Obiettivi operativi e filiera agroenergetica
Il piano punta a favorire la transizione dalla chimica di base verso la chimica di specialità, con produzioni a maggiore valore aggiunto e minore impatto ambientale. Un elemento centrale dell'iniziativa è la creazione di una filiera agroenergetica tutta siciliana, che dovrebbe legare la produzione agricola locale alla realizzazione di biocarburanti destinati ai trasporti terrestri, marittimi e aerei.
- Investimento complessivo: >2 miliardi di euro
- Siti coinvolti in Sicilia: Priolo e Ragusa (tra gli stabilimenti italiani interessati)
- Obiettivi: tutela dell'occupazione, innovazione, sostenibilità ambientale, economia circolare
Impatto locale e questioni aperte
Per la provincia di Ragusa la proposta rappresenta potenzialmente un cambiamento significativo: possibili ricadute occupazionali, nuove filiere produttive legate all'agroenergia e investimenti in tecnologie più sostenibili.
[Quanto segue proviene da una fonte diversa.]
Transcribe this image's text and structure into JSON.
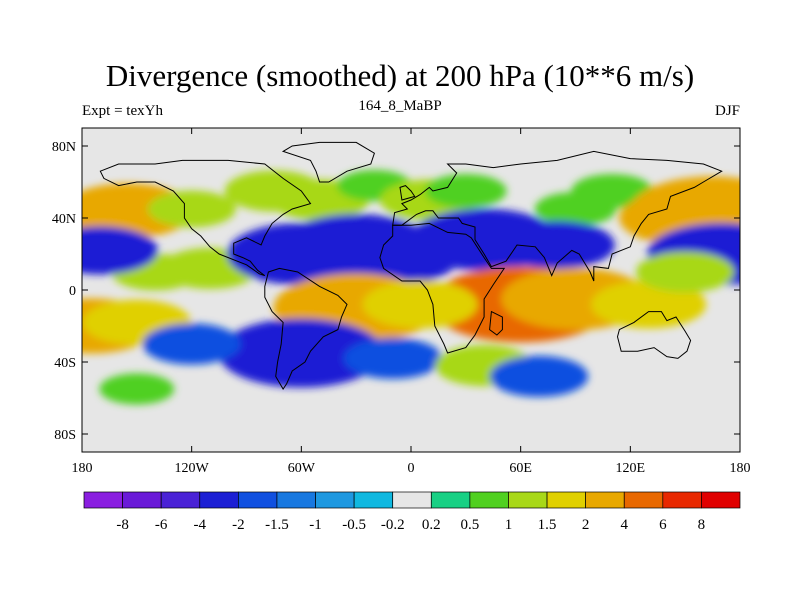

Tuttavia, il documento reso noto non contiene dettagli operativi completi sul cronoprogramma degli interventi, sulle quantità di personale coinvolto né sulle modalità precise di realizzazione degli impianti per la produzione di biocarburanti.
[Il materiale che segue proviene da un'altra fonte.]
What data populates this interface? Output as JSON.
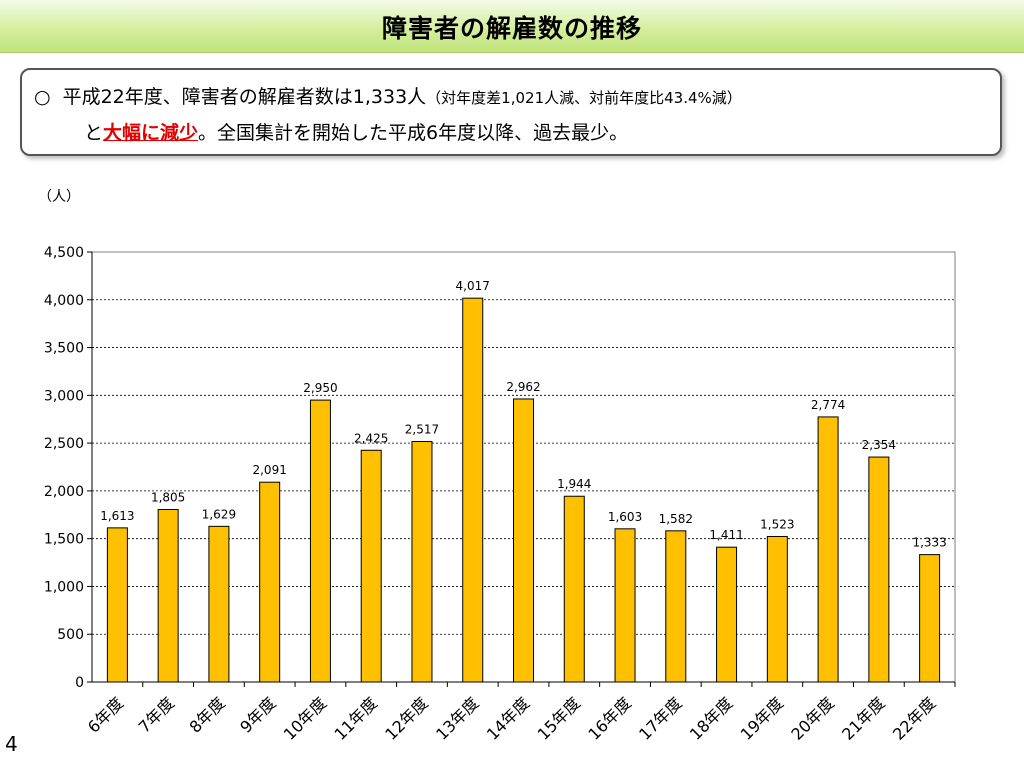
{
  "slide": {
    "title": "障害者の解雇数の推移",
    "page_number": "4"
  },
  "summary": {
    "bullet": "○",
    "line1_main": "平成22年度、障害者の解雇者数は1,333人",
    "line1_paren": "（対年度差1,021人減、対前年度比43.4%減）",
    "line2_pre": "と",
    "line2_emph": "大幅に減少",
    "line2_post": "。全国集計を開始した平成6年度以降、過去最少。"
  },
  "colors": {
    "bar_fill": "#FFC000",
    "bar_stroke": "#000000",
    "emphasis": "#E00000",
    "title_band": "#CDEB8B"
  },
  "chart_data": {
    "type": "bar",
    "unit_label": "（人）",
    "categories": [
      "6年度",
      "7年度",
      "8年度",
      "9年度",
      "10年度",
      "11年度",
      "12年度",
      "13年度",
      "14年度",
      "15年度",
      "16年度",
      "17年度",
      "18年度",
      "19年度",
      "20年度",
      "21年度",
      "22年度"
    ],
    "values": [
      1613,
      1805,
      1629,
      2091,
      2950,
      2425,
      2517,
      4017,
      2962,
      1944,
      1603,
      1582,
      1411,
      1523,
      2774,
      2354,
      1333
    ],
    "data_labels": [
      "1,613",
      "1,805",
      "1,629",
      "2,091",
      "2,950",
      "2,425",
      "2,517",
      "4,017",
      "2,962",
      "1,944",
      "1,603",
      "1,582",
      "1,411",
      "1,523",
      "2,774",
      "2,354",
      "1,333"
    ],
    "y_ticks": [
      0,
      500,
      1000,
      1500,
      2000,
      2500,
      3000,
      3500,
      4000,
      4500
    ],
    "y_tick_labels": [
      "0",
      "500",
      "1,000",
      "1,500",
      "2,000",
      "2,500",
      "3,000",
      "3,500",
      "4,000",
      "4,500"
    ],
    "ylim": [
      0,
      4500
    ],
    "grid": true,
    "legend": "none"
  }
}
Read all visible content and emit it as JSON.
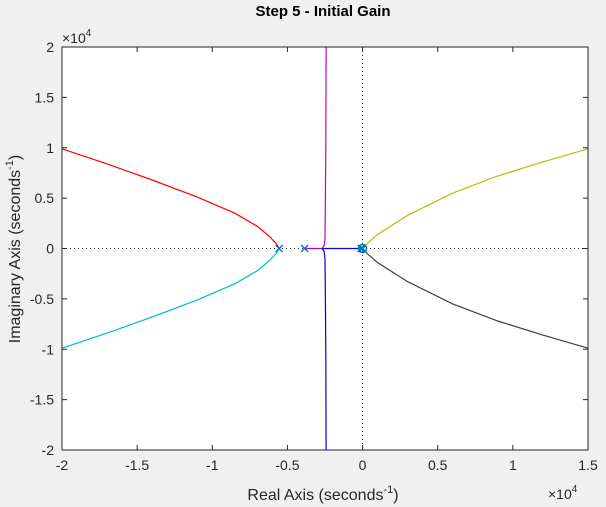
{
  "chart_data": {
    "type": "scatter",
    "title": "Step 5 - Initial Gain",
    "xlabel": {
      "main": "Real Axis (seconds",
      "sup": "-1",
      "tail": ")"
    },
    "ylabel": {
      "main": "Imaginary Axis (seconds",
      "sup": "-1",
      "tail": ")"
    },
    "x_multiplier": {
      "base": "×10",
      "exp": "4"
    },
    "y_multiplier": {
      "base": "×10",
      "exp": "4"
    },
    "xlim": [
      -2,
      1.5
    ],
    "ylim": [
      -2,
      2
    ],
    "xticks": [
      -2,
      -1.5,
      -1,
      -0.5,
      0,
      0.5,
      1,
      1.5
    ],
    "xtick_labels": [
      "-2",
      "-1.5",
      "-1",
      "-0.5",
      "0",
      "0.5",
      "1",
      "1.5"
    ],
    "yticks": [
      -2,
      -1.5,
      -1,
      -0.5,
      0,
      0.5,
      1,
      1.5,
      2
    ],
    "ytick_labels": [
      "-2",
      "-1.5",
      "-1",
      "-0.5",
      "0",
      "0.5",
      "1",
      "1.5",
      "2"
    ],
    "grid": false,
    "series": [
      {
        "color": "#ff0000",
        "x": [
          -2,
          -1.7,
          -1.4,
          -1.1,
          -0.85,
          -0.7,
          -0.62,
          -0.575,
          -0.555
        ],
        "y": [
          0.99,
          0.84,
          0.68,
          0.51,
          0.35,
          0.22,
          0.12,
          0.05,
          0
        ]
      },
      {
        "color": "#00bcd4",
        "x": [
          -2,
          -1.7,
          -1.4,
          -1.1,
          -0.85,
          -0.7,
          -0.62,
          -0.575,
          -0.555
        ],
        "y": [
          -0.99,
          -0.84,
          -0.68,
          -0.51,
          -0.35,
          -0.22,
          -0.12,
          -0.05,
          0
        ]
      },
      {
        "color": "#c000c0",
        "x": [
          -0.385,
          -0.27,
          -0.255,
          -0.25,
          -0.248,
          -0.245,
          -0.243
        ],
        "y": [
          0,
          0,
          0.03,
          0.1,
          0.4,
          1.0,
          2.0
        ]
      },
      {
        "color": "#0000cc",
        "x": [
          -0.27,
          -0.255,
          -0.25,
          -0.248,
          -0.245,
          -0.243
        ],
        "y": [
          0,
          -0.03,
          -0.1,
          -0.4,
          -1.0,
          -2.0
        ]
      },
      {
        "color": "#0000ff",
        "x": [
          -0.27,
          -0.02
        ],
        "y": [
          0,
          0
        ]
      },
      {
        "color": "#bdbd00",
        "x": [
          0,
          0.03,
          0.1,
          0.3,
          0.6,
          0.9,
          1.2,
          1.5
        ],
        "y": [
          0,
          0.05,
          0.14,
          0.33,
          0.55,
          0.72,
          0.86,
          0.99
        ]
      },
      {
        "color": "#404040",
        "x": [
          0,
          0.03,
          0.1,
          0.3,
          0.6,
          0.9,
          1.2,
          1.5
        ],
        "y": [
          0,
          -0.05,
          -0.14,
          -0.33,
          -0.55,
          -0.72,
          -0.86,
          -0.99
        ]
      }
    ],
    "poles": {
      "color": "#0072bd",
      "x": [
        -0.555,
        -0.385,
        0,
        -0.01
      ],
      "y": [
        0,
        0,
        0,
        0
      ]
    },
    "zeros": {
      "color": "#0072bd",
      "x": [
        0
      ],
      "y": [
        0
      ]
    }
  }
}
Restano da chiarire alcuni elementi chiave che interessano direttamente i cittadini e le amministrazioni locali: tempi di avvio dei cantieri e delle attività produttive, procedure autorizzative e verifiche ambientali, eventuali misure di salvaguardia per la salute pubblica e per il territorio, e la partecipazione delle imprese agricole locali alla filiera proposta.
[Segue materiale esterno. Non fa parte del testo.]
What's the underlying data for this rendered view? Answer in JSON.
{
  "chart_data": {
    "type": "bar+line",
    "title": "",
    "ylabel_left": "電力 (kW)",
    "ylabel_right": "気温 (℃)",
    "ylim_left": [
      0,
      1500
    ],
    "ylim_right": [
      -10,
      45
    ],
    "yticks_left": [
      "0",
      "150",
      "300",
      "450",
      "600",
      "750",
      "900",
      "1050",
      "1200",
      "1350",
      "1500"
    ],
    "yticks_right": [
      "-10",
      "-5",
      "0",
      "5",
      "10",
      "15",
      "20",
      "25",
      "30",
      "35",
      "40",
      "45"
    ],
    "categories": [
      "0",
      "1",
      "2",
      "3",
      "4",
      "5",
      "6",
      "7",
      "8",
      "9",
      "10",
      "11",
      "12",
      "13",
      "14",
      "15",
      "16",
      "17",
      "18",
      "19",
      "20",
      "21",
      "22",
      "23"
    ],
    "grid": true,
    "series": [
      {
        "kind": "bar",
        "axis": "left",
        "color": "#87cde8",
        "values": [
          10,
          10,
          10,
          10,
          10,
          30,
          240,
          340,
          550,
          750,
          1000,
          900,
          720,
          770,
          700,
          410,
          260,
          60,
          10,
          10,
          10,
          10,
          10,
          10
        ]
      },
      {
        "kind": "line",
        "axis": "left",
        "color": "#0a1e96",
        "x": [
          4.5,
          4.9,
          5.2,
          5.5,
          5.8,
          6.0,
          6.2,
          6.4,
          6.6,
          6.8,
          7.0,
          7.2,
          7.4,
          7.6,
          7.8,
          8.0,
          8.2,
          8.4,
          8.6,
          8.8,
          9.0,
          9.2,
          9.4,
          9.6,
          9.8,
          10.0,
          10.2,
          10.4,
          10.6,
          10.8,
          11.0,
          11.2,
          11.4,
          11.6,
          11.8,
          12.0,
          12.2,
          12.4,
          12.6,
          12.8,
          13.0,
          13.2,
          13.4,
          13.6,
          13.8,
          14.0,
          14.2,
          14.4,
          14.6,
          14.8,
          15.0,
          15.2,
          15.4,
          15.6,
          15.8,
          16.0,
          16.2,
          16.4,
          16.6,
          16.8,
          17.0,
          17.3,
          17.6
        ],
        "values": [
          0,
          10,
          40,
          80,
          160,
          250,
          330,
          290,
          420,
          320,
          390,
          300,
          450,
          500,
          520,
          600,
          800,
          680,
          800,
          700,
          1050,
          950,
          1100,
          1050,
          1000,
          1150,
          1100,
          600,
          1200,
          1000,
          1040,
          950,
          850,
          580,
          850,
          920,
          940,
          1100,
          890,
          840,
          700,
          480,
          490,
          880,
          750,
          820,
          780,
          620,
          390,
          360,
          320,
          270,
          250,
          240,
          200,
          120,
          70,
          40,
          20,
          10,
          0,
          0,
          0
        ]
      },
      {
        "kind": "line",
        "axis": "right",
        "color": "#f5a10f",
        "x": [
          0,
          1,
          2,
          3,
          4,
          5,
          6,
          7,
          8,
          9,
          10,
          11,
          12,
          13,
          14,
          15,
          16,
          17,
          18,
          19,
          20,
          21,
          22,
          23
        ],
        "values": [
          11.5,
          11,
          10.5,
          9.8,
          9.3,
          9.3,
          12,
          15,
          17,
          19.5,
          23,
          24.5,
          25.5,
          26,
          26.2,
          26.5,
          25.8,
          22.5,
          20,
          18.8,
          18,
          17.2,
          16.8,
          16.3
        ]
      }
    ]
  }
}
Dichiarazioni aziendali e quadro europeo
Eni Versalis ha richiamato la necessità di accelerare la transizione, citando la crisi strutturale della chimica di base in Europa come motivo per orientarsi verso produzioni specializzate, innovative e sostenibili. La strategia aziendale, come spiegato in sede di presentazione, punta a integrare innovazione tecnologica e economia circolare per creare prodotti a maggior valore aggiunto.
| Elemento | Valore |
|---|---|
| Investimento | > 2 miliardi di euro |
| Siti siciliani coinvolti | Priolo, Ragusa |
| Sede presentazione | Mimit, Roma |
| Sostegno regionale | Regione Siciliana (assessore Edy Tamajo) |
Prossime tappe
Nei prossimi giorni si attendono ulteriori dettagli tecnici e il calendario delle interlocuzioni tra azienda, istituzioni regionali e amministrazioni locali. Per la comunità ragusana la fase che seguirà la presentazione sarà quella decisiva: serviranno risposte concrete sulle tempistiche, sui controlli ambientali e sulle opportunità occupazionali che la riconversione potrà generare.
Il progetto di Eni Versalis, sostenuto dalla Regione, pone Ragusa al centro di un programma che ambisce a trasformare assetti produttivi e a imprimere una nuova direzione economica alla presenza industriale nell'Isola. L'evoluzione di questo processo sarà osservata con attenzione da cittadini, imprese e istituzioni locali.